Thursday, November 26, 2009

Drop the Shop

A small ad adjacent to an article on the Copenhagen climate talks caught my eye. Under the heading, “Green Shopping”, was a small ad for a wireless energy monitor. The text informed me that I could instantly see the difference in energy use and cost that I gain by the various changes I make toward conservation. All for £34.95. All this anyone can do for free by observation and calculation. Of course, one doesn’t get immediate information. On the other hand, one does not end up with another abandoned trinket in a never-ending chain of consumption.

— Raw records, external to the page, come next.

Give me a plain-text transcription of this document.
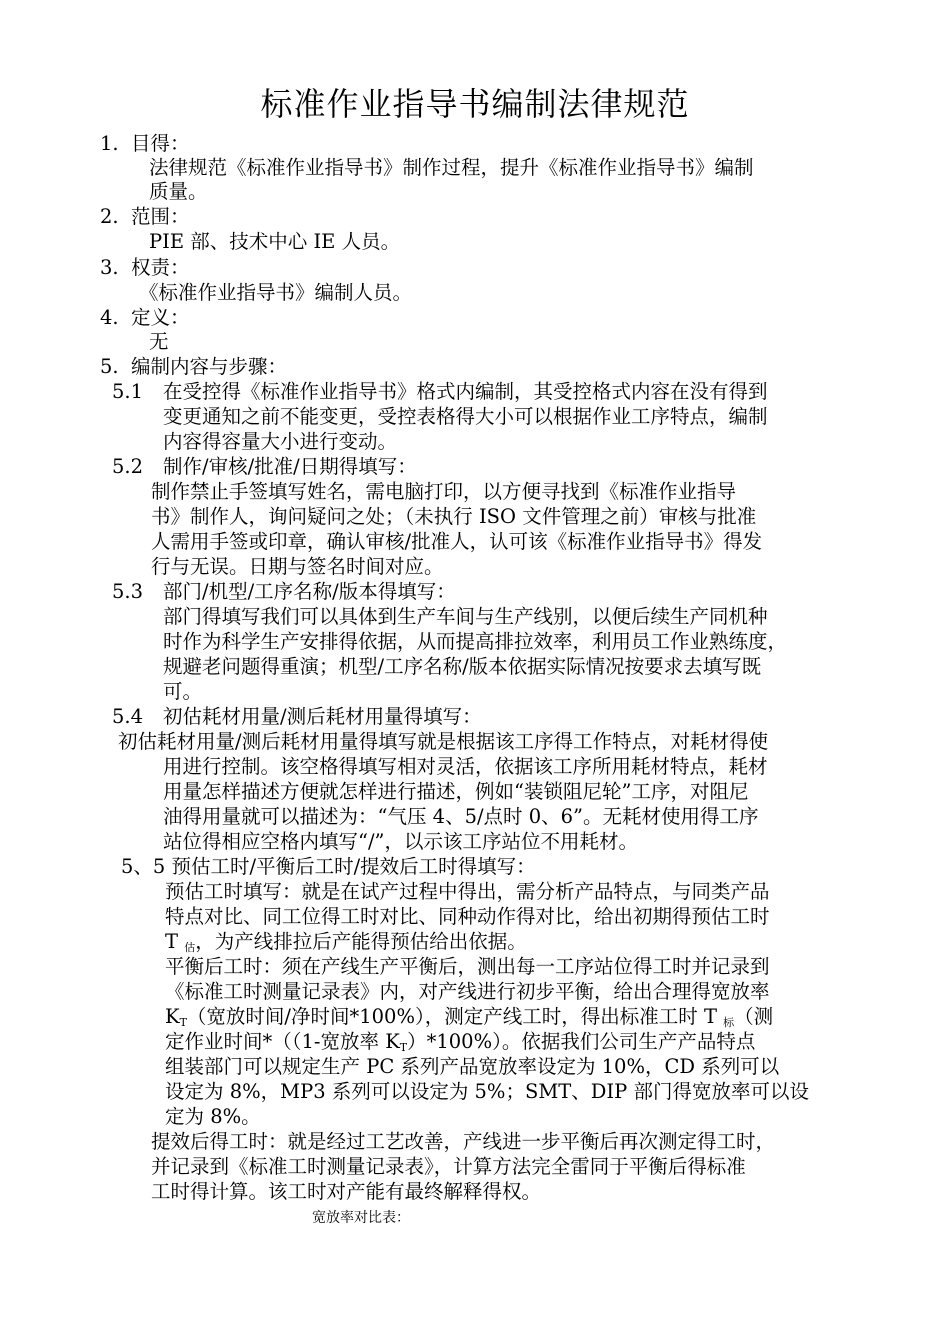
标准作业指导书编制法律规范
1. 目得：
法律规范《标准作业指导书》制作过程，提升《标准作业指导书》编制
质量。
2. 范围：
PIE 部、技术中心 IE 人员。
3. 权责：
《标准作业指导书》编制人员。
4. 定义：
无
5. 编制内容与步骤：
5.1 在受控得《标准作业指导书》格式内编制，其受控格式内容在没有得到
变更通知之前不能变更，受控表格得大小可以根据作业工序特点，编制
内容得容量大小进行变动。
5.2 制作/审核/批准/日期得填写：
制作禁止手签填写姓名，需电脑打印，以方便寻找到《标准作业指导
书》制作人，询问疑问之处；（未执行 ISO 文件管理之前）审核与批准
人需用手签或印章，确认审核/批准人，认可该《标准作业指导书》得发
行与无误。日期与签名时间对应。
5.3 部门/机型/工序名称/版本得填写：
部门得填写我们可以具体到生产车间与生产线别，以便后续生产同机种
时作为科学生产安排得依据，从而提高排拉效率，利用员工作业熟练度，
规避老问题得重演；机型/工序名称/版本依据实际情况按要求去填写既
可。
5.4 初估耗材用量/测后耗材用量得填写：
初估耗材用量/测后耗材用量得填写就是根据该工序得工作特点，对耗材得使
用进行控制。该空格得填写相对灵活，依据该工序所用耗材特点，耗材
用量怎样描述方便就怎样进行描述，例如“装锁阻尼轮”工序，对阻尼
油得用量就可以描述为：“气压 4、5/点时 0、6”。无耗材使用得工序
站位得相应空格内填写“/”，以示该工序站位不用耗材。
5、5 预估工时/平衡后工时/提效后工时得填写：
预估工时填写：就是在试产过程中得出，需分析产品特点，与同类产品
特点对比、同工位得工时对比、同种动作得对比，给出初期得预估工时
T $_估$，为产线排拉后产能得预估给出依据。
平衡后工时：须在产线生产平衡后，测出每一工序站位得工时并记录到
《标准工时测量记录表》内，对产线进行初步平衡，给出合理得宽放率
$K_T$（宽放时间/净时间*100%），测定产线工时，得出标准工时 T $_标$（测
定作业时间*（（1-宽放率 $K_T)*100\%$）。依据我们公司生产产品特点
组装部门可以规定生产 PC 系列产品宽放率设定为 10%，CD 系列可以
设定为 8%，MP3 系列可以设定为 5%；SMT、DIP 部门得宽放率可以设
定为 8%。
提效后得工时：就是经过工艺改善，产线进一步平衡后再次测定得工时，
并记录到《标准工时测量记录表》，计算方法完全雷同于平衡后得标准
工时得计算。该工时对产能有最终解释得权。
宽放率对比表：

And then the complete absurdity of the heading,” Green Shopping”, struck me. Green shopping is as much of a contradiction in terms as military intelligence or good war. A truly green economy would discourage consumption away from the plastic, fantastic and worthless. A green economy would encourage and promote smaller scale, more sustainable models of economy and enterprise. Shopping, as in “buy more stuff!”, would not be part of that equation.

A green economy would also be a just economy. If Copenhagen is to have any real legacy, it must deal with planetary and climate issues as one world, where all people and nations share equal rights and responsibilities, a world where a wealth and economic power is concentrated among a few to the detriment of the many. Naomi Klein offers some hopeful possibilities toward that end in The Nation.

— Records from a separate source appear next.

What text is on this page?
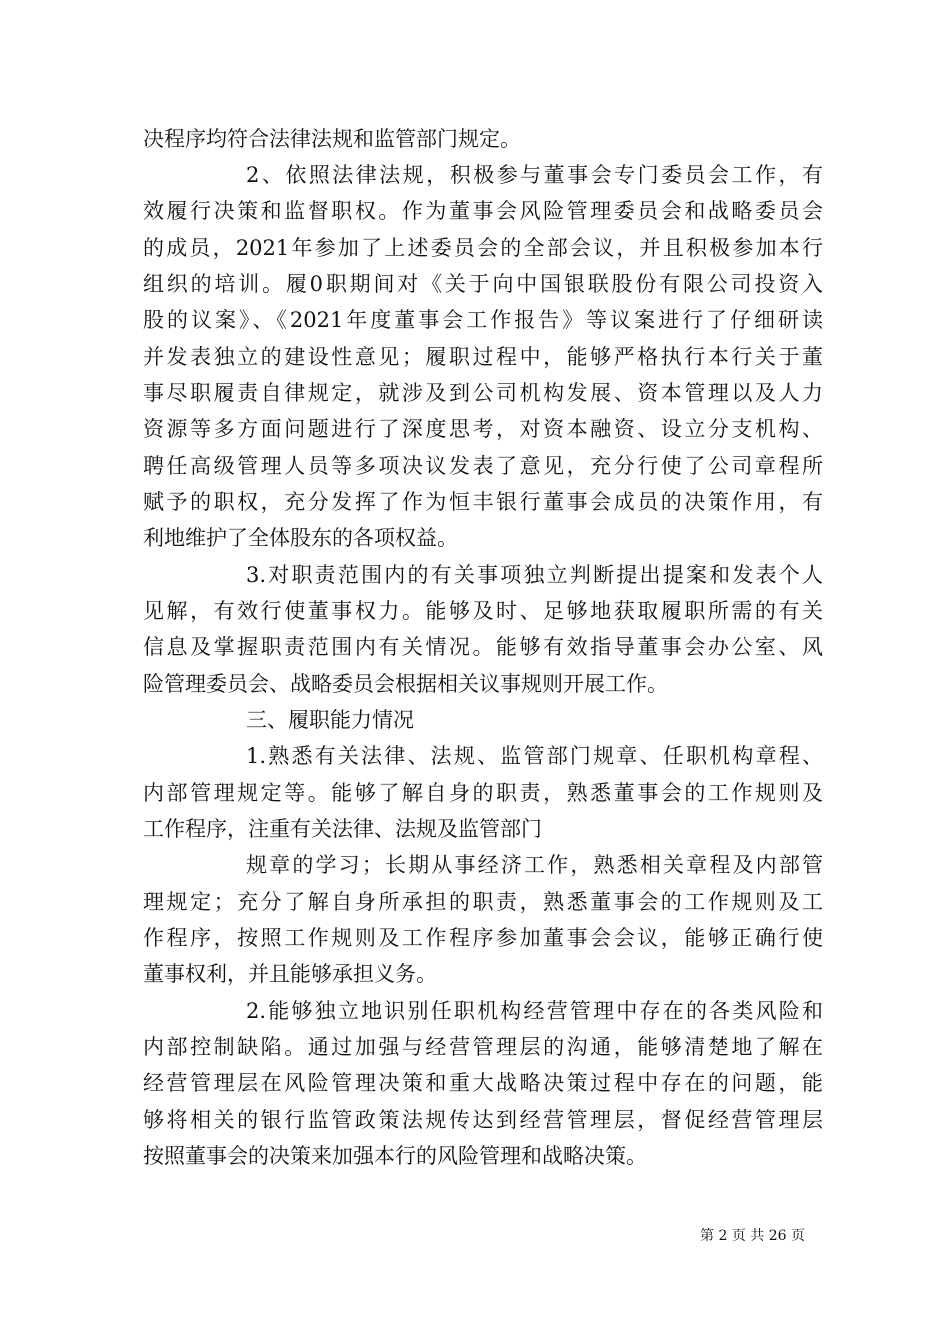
决程序均符合法律法规和监管部门规定。
2、依照法律法规，积极参与董事会专门委员会工作，有
效履行决策和监督职权。作为董事会风险管理委员会和战略委员会
的成员，2021年参加了上述委员会的全部会议，并且积极参加本行
组织的培训。履0职期间对《关于向中国银联股份有限公司投资入
股的议案》、《2021年度董事会工作报告》等议案进行了仔细研读
并发表独立的建设性意见；履职过程中，能够严格执行本行关于董
事尽职履责自律规定，就涉及到公司机构发展、资本管理以及人力
资源等多方面问题进行了深度思考，对资本融资、设立分支机构、
聘任高级管理人员等多项决议发表了意见，充分行使了公司章程所
赋予的职权，充分发挥了作为恒丰银行董事会成员的决策作用，有
利地维护了全体股东的各项权益。
3.对职责范围内的有关事项独立判断提出提案和发表个人
见解，有效行使董事权力。能够及时、足够地获取履职所需的有关
信息及掌握职责范围内有关情况。能够有效指导董事会办公室、风
险管理委员会、战略委员会根据相关议事规则开展工作。
三、履职能力情况
1.熟悉有关法律、法规、监管部门规章、任职机构章程、
内部管理规定等。能够了解自身的职责，熟悉董事会的工作规则及
工作程序，注重有关法律、法规及监管部门
规章的学习；长期从事经济工作，熟悉相关章程及内部管
理规定；充分了解自身所承担的职责，熟悉董事会的工作规则及工
作程序，按照工作规则及工作程序参加董事会会议，能够正确行使
董事权利，并且能够承担义务。
2.能够独立地识别任职机构经营管理中存在的各类风险和
内部控制缺陷。通过加强与经营管理层的沟通，能够清楚地了解在
经营管理层在风险管理决策和重大战略决策过程中存在的问题，能
够将相关的银行监管政策法规传达到经营管理层，督促经营管理层
按照董事会的决策来加强本行的风险管理和战略决策。
第 2 页 共 26 页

Since tomorrow is the opening salvo in the nation's biggest retail extravaganza of the year, this is a good time to think about consumption and consumerism. I personally will not buy any trinkets or gifts tomorrow. If I shop at all, I will shop for food. Otherwise, I'll stay away from the stores. I'll pretty much do the same for Christmas. I rarely exchange presents other than something I make myself. Otherwise, I put my gift money into donations.